Tuesday, April 14, 2015

Eeny Meeny by M. J. Arlidge


Eeny Meeny by M. J. Arlidge. NAL, June 2015.

            There’s nothing I like better than a fast-paced mystery. I like third-person narratives told from multiple viewpoints. I am always intrigued by moral dilemmas, and Arlidge toys with questions of conscience enough to hold my interest. Eeny Meeny is the kind of book you’ll either love or hate. It’s not great literature, but it is my kind of story.

Helen Grace is a Detective Inspector for the Southampton police department. British police procedurals aren’t much different than American. Helen’s supervisor is Detective Superintendent Whittaker. Detective Superintendents are similar to Captains in American police departments. Detective Inspectors (DI) are the equivalent of a lieutenant, Detective Sergeants (DS) are the same in both countries, and Detective Constables (DC) are comparable to plainclothes policemen. DS Mark Fuller is Helen’s assistant, and Mark has become an alcoholic since his divorce.

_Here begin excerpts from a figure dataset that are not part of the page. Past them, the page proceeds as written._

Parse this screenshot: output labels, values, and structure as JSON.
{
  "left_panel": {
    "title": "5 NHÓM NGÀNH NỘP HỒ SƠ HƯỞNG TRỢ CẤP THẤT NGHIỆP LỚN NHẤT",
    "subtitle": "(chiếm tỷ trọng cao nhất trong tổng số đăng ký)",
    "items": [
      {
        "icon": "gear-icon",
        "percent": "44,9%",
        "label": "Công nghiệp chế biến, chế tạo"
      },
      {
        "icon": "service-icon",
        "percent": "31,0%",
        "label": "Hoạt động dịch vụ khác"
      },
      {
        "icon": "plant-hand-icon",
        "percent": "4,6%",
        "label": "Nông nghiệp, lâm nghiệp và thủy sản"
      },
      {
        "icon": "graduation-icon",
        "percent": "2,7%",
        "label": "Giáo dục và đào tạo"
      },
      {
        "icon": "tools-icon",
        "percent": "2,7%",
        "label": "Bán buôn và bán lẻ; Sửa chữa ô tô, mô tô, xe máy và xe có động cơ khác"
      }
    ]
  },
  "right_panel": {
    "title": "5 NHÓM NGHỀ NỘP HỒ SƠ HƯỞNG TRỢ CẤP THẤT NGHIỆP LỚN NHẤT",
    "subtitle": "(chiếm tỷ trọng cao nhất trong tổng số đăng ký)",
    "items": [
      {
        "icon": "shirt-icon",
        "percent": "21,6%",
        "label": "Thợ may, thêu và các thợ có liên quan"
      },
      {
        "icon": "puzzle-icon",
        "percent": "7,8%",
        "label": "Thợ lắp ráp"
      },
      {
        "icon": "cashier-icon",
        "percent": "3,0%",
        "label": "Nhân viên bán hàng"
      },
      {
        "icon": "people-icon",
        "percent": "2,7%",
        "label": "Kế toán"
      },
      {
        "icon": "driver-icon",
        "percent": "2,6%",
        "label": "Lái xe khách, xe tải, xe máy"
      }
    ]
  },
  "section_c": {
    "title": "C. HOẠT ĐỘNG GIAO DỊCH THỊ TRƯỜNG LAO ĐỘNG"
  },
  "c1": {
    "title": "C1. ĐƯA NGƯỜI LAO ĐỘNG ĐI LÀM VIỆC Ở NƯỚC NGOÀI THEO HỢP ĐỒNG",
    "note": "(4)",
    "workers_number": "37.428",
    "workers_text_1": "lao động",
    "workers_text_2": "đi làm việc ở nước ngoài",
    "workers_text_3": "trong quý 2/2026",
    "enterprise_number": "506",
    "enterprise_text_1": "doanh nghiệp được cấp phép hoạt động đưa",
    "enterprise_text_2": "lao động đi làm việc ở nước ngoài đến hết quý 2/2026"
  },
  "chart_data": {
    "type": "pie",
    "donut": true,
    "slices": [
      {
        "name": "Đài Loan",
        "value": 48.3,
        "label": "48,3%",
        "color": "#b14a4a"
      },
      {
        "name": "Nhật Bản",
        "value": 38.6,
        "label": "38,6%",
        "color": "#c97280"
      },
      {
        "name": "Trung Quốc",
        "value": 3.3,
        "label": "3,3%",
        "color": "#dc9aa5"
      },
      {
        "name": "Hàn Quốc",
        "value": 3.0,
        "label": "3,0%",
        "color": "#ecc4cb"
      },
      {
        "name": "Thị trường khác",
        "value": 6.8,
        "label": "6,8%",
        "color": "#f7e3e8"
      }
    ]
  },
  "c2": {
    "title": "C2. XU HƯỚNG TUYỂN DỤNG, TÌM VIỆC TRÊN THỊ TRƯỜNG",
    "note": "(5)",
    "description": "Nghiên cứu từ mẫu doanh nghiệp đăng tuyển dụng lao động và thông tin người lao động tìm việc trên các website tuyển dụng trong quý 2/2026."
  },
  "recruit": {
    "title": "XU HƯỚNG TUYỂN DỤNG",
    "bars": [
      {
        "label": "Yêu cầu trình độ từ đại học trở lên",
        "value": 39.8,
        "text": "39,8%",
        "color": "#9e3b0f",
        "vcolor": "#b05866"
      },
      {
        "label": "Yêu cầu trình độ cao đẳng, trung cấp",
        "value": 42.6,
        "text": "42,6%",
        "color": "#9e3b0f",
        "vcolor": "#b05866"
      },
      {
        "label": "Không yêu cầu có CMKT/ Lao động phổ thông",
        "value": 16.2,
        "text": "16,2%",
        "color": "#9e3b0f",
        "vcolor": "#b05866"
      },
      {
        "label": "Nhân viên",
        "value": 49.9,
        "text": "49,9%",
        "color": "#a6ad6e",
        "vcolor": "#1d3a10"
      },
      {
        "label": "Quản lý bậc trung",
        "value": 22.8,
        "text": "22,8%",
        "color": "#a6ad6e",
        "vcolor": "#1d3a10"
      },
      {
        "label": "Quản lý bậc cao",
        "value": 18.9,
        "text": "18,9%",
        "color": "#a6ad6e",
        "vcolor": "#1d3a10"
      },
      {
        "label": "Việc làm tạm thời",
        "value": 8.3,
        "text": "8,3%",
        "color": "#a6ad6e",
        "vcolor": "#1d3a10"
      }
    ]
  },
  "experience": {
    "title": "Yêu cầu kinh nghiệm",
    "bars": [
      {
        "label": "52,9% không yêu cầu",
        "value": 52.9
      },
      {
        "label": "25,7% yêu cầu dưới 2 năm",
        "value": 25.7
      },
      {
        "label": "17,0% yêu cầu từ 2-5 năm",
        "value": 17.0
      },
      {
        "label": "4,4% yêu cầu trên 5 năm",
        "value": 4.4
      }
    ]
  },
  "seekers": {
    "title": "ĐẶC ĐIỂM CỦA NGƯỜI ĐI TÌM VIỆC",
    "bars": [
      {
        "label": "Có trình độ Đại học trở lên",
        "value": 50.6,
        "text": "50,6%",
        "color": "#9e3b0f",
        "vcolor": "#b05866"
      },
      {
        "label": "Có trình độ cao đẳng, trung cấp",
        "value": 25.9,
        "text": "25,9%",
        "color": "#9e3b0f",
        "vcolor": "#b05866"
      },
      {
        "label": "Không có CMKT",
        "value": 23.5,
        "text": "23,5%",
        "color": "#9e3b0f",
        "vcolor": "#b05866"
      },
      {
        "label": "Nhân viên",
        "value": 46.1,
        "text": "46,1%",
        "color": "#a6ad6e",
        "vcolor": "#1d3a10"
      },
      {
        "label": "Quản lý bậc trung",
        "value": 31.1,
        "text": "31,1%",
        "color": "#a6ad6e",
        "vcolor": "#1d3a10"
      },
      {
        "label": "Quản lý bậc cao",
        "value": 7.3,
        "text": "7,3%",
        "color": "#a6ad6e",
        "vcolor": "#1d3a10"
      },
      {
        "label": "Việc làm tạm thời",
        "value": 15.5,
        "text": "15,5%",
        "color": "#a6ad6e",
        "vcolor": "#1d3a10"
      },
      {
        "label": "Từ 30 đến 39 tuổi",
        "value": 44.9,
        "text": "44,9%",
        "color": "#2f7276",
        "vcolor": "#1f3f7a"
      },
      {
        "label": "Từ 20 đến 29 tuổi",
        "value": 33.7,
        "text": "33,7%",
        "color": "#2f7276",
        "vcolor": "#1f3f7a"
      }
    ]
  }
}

Guilt and shame and desperation play active roles throughout the book. People don’t play nice with other people, and Helen Grace’s job is to figure out motives for murder if she hopes to find the killer. This is a whodunit, and the only real clue is that the serial killer is a woman. Her MO is to isolate two people who know each other, trap them in a place they can’t escape from, phone them to tell them she will let one of them out if one shoots the other one, starve them nearly to death, and release the shooter only after he or she kills the other captive. There may or may not be a connection between the victims and Helen (she knows some of the victims personally). Is the killer targeting people close to Helen Grace? Why?

There are more than a few nasty complications to keep the story interesting. Helen is no saint, and she has more than a few skeletons hiding in her own closet dying to get out. The story is the kind of down and dirty little thriller I really enjoy reading. The chapters are short, the viewpoints shift from one character to another with almost every chapter, and the pace escalates as the high-stakes game plays out. No one escapes unscathed. The best the characters can hope for is to emerge alive at the end

Arlidge isn’t the most skilled writer, but the storyline is original and the prose readable and often gripping. Eeny Meeny is a cliffhanger with one cliff after another adding to the hurdles characters must surmount. Penguin is releasing four of Arlidge’s DI Grace tales later this year in paperback and digital editions. I intend to read them all.